Black Belt
- Cover of the first issue
- Categories: Martial Arts
- Frequency: Digital Daily
- Publisher: George Chung
- Founder: Mitoshi Uyehara
- Founded: 1961; 65 years ago
- First issue: April 1961
- Company: Jungo TV
- Country: United States
- Based in: Los Angeles, California
- Language: English
- Website: www.blackbeltmag.com

= Black Belt (magazine) =

American magazine covering martial arts and combat sports

Black Belt is an American magazine covering martial arts and combat sports. The magazine is based in Hollywood, California, and is one of the oldest titles dedicated to martial arts in the United States.

==History and profile==
The magazine was founded in 1961 by Mitoshi Uyehara. It was published by Uyehara under the company "Black Belt, Inc." based in Los Angeles until 1973. Although the publication went mainstream in 1961, the first magazine was produced and sold for ten cents and was put together on the kitchen floor of Uyehara's home in 1958. By the first year of producing a full publication in 1961, Uyehara was in debt for $30,000. This story has been one that he has shared with his children and grandchild to believe in oneself and fight against the odds. Bruce Lee contributed many articles to the publication during the 1960s. Uyehara, a martial artist in his own right, was a key personage in arranging Lee's material for publication.

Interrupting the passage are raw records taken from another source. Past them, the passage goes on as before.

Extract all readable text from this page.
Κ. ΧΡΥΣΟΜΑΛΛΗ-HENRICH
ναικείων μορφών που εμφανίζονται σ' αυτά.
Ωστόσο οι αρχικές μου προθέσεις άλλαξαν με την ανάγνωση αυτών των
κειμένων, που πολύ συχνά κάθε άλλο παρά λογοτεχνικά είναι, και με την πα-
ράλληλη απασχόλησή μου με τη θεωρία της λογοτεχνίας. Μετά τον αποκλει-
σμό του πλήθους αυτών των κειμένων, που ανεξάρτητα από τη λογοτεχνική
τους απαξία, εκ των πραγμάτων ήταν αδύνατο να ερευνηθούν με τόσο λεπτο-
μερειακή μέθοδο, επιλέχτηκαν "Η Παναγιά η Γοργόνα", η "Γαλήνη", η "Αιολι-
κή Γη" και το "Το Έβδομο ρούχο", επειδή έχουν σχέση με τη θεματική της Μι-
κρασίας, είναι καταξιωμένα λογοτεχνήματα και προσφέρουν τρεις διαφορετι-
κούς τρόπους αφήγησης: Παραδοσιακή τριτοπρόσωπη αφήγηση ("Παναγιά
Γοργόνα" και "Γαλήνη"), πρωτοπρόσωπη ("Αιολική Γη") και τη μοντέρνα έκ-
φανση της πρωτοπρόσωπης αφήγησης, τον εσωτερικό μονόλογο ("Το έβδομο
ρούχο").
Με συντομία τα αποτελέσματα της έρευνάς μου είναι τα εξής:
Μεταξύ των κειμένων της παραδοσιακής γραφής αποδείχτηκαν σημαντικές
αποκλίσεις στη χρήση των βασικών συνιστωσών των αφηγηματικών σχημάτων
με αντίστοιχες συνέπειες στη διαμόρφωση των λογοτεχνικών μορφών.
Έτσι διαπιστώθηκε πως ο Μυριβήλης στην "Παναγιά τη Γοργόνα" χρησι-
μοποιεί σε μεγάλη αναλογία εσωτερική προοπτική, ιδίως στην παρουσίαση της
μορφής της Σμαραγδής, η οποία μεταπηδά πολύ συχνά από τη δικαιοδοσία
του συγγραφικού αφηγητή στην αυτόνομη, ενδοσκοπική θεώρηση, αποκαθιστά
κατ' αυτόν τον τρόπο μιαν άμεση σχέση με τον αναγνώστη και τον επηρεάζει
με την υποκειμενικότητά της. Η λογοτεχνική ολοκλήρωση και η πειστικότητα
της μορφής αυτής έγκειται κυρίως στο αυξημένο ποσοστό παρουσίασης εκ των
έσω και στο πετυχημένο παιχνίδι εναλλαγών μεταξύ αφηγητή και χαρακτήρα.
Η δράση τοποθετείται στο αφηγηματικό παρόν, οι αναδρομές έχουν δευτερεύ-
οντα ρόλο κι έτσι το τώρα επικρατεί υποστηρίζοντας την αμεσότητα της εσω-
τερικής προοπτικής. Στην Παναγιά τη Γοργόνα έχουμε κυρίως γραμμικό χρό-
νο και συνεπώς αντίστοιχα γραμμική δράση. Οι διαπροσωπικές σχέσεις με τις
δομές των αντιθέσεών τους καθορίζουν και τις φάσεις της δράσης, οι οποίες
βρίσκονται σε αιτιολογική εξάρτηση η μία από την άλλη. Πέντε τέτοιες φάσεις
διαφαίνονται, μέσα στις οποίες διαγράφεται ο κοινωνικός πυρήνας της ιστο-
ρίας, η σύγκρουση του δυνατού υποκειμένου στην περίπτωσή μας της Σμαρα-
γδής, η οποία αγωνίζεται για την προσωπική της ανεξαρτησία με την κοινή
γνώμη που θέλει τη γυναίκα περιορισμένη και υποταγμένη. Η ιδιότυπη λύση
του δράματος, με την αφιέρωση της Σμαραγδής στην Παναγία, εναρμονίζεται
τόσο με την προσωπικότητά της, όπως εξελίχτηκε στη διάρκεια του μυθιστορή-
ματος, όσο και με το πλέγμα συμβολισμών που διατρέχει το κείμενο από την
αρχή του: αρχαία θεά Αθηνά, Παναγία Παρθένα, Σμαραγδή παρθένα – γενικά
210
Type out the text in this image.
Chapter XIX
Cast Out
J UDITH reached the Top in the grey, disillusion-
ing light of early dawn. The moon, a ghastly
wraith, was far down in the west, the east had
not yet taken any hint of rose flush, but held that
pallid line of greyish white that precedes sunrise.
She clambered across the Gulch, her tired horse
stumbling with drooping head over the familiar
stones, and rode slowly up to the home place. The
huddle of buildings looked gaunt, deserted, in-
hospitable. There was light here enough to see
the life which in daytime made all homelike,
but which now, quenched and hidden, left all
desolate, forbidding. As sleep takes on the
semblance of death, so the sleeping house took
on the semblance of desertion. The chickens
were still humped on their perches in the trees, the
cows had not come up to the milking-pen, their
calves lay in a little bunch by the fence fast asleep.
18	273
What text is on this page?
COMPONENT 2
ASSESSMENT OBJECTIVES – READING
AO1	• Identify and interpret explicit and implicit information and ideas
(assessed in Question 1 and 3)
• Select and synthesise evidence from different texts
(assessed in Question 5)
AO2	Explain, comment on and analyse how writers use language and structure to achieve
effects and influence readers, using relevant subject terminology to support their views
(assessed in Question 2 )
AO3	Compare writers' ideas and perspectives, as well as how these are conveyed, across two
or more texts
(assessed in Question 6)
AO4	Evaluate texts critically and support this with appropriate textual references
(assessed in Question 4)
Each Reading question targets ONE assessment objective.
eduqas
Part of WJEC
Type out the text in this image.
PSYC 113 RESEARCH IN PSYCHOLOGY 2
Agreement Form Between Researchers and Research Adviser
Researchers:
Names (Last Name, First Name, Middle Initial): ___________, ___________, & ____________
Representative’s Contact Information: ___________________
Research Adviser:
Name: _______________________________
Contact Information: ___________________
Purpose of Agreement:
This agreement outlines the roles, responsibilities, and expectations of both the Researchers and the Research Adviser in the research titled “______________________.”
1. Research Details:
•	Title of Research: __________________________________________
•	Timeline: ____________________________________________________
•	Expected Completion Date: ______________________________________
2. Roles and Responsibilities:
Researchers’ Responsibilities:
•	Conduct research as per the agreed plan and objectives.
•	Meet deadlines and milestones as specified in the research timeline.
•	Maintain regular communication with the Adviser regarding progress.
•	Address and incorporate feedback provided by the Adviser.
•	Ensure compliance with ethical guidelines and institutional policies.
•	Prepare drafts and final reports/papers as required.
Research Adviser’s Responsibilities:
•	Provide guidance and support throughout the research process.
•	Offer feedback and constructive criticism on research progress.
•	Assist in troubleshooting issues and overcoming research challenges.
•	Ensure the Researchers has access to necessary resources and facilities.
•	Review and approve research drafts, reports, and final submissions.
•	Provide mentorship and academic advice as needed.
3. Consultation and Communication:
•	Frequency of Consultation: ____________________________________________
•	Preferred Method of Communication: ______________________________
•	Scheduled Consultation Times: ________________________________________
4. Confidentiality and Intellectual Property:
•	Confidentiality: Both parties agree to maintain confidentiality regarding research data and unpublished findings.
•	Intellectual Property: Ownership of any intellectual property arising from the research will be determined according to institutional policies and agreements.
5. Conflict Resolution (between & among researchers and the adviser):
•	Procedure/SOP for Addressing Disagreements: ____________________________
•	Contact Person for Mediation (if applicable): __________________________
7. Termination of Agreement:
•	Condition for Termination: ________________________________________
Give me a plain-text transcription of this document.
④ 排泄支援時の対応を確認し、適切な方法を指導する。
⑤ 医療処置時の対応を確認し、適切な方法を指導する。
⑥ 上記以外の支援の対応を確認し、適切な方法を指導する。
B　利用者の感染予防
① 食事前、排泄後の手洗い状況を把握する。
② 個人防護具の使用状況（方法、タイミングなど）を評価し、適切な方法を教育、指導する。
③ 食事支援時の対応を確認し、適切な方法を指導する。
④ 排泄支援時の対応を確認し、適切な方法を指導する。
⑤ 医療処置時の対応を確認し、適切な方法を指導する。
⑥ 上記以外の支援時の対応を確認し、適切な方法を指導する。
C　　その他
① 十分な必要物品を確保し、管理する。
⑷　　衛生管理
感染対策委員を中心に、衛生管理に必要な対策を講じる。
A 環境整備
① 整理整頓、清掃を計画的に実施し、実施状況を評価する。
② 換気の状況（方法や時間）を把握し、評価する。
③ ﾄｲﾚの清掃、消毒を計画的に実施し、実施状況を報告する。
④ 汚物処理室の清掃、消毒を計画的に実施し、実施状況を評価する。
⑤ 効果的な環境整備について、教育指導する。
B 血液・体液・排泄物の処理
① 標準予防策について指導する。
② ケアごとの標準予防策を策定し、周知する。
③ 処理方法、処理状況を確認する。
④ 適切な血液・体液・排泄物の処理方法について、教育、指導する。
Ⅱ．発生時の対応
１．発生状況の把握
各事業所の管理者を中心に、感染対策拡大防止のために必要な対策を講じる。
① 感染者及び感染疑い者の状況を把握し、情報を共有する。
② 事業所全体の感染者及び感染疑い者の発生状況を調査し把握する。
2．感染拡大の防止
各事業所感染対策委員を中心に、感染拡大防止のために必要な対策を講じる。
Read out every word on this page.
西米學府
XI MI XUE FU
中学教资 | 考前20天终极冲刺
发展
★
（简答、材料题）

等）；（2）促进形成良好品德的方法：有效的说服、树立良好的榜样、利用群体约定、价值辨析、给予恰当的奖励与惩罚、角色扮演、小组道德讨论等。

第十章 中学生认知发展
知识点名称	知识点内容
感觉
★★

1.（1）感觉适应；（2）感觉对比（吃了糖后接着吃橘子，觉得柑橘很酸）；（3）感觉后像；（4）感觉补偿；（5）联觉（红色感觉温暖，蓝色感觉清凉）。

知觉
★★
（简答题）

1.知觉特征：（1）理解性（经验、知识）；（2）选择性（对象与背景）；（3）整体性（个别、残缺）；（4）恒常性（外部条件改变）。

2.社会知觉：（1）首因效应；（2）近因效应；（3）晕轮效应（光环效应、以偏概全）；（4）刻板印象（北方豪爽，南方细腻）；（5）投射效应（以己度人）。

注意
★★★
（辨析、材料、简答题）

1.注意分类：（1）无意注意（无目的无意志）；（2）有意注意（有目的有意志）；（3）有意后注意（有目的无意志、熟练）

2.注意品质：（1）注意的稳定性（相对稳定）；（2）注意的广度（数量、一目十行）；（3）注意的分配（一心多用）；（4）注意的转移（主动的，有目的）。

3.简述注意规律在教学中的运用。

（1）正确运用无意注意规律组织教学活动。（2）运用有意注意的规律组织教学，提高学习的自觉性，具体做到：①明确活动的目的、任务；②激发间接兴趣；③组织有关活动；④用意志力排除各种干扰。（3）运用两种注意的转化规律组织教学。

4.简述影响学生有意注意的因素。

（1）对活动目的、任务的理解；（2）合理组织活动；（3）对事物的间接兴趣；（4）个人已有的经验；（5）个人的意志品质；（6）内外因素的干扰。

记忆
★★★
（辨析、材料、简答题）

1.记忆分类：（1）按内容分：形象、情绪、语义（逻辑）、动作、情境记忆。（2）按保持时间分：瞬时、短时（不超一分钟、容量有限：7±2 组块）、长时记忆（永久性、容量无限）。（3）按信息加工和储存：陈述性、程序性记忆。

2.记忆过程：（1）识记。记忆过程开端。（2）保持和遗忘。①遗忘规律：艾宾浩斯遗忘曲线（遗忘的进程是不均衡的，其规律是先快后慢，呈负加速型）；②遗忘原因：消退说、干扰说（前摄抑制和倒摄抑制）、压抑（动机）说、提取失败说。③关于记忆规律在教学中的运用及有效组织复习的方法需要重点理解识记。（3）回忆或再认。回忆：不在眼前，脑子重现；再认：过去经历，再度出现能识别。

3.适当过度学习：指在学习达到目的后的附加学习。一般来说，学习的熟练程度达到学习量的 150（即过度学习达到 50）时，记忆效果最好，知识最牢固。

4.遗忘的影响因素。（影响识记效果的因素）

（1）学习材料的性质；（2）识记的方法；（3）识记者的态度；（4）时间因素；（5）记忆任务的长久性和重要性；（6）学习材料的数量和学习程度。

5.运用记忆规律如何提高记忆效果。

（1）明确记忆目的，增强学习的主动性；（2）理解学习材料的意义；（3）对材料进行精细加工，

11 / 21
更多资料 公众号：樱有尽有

Uyehara founded Rainbow Publications in 1974.

Rainbow Publications was acquired by Sabot Publishing, a publisher of "special interest publications", in 1999. Sabot Publishing was in turn acquired by Active Interest Media in 2003, from which time the magazine has been under the supervision of "Group Publisher" (responsible for strategic development) Cheryl Angelheart. Active Interest Media no longer owns Black Belt.

Black Belt Publications was then acquired by Century Martial Arts. Black Belt Magazine started a YouTube channel in 2008 and uploads martial arts and action movies, videos demonstrating martial art techniques and weapons from classical to modern styles and interviews with known martial artists, experts, and martial art news.

Black Belt Magazine also added a podcast series to its existing multimedia offerings. The magazine launched its first podcast on December 23, 2021, featuring discussions, interviews, and perspectives on various martial arts disciplines and combat sports.

In July 2023, JungoTV, LLC acquired Black Belt Magazine.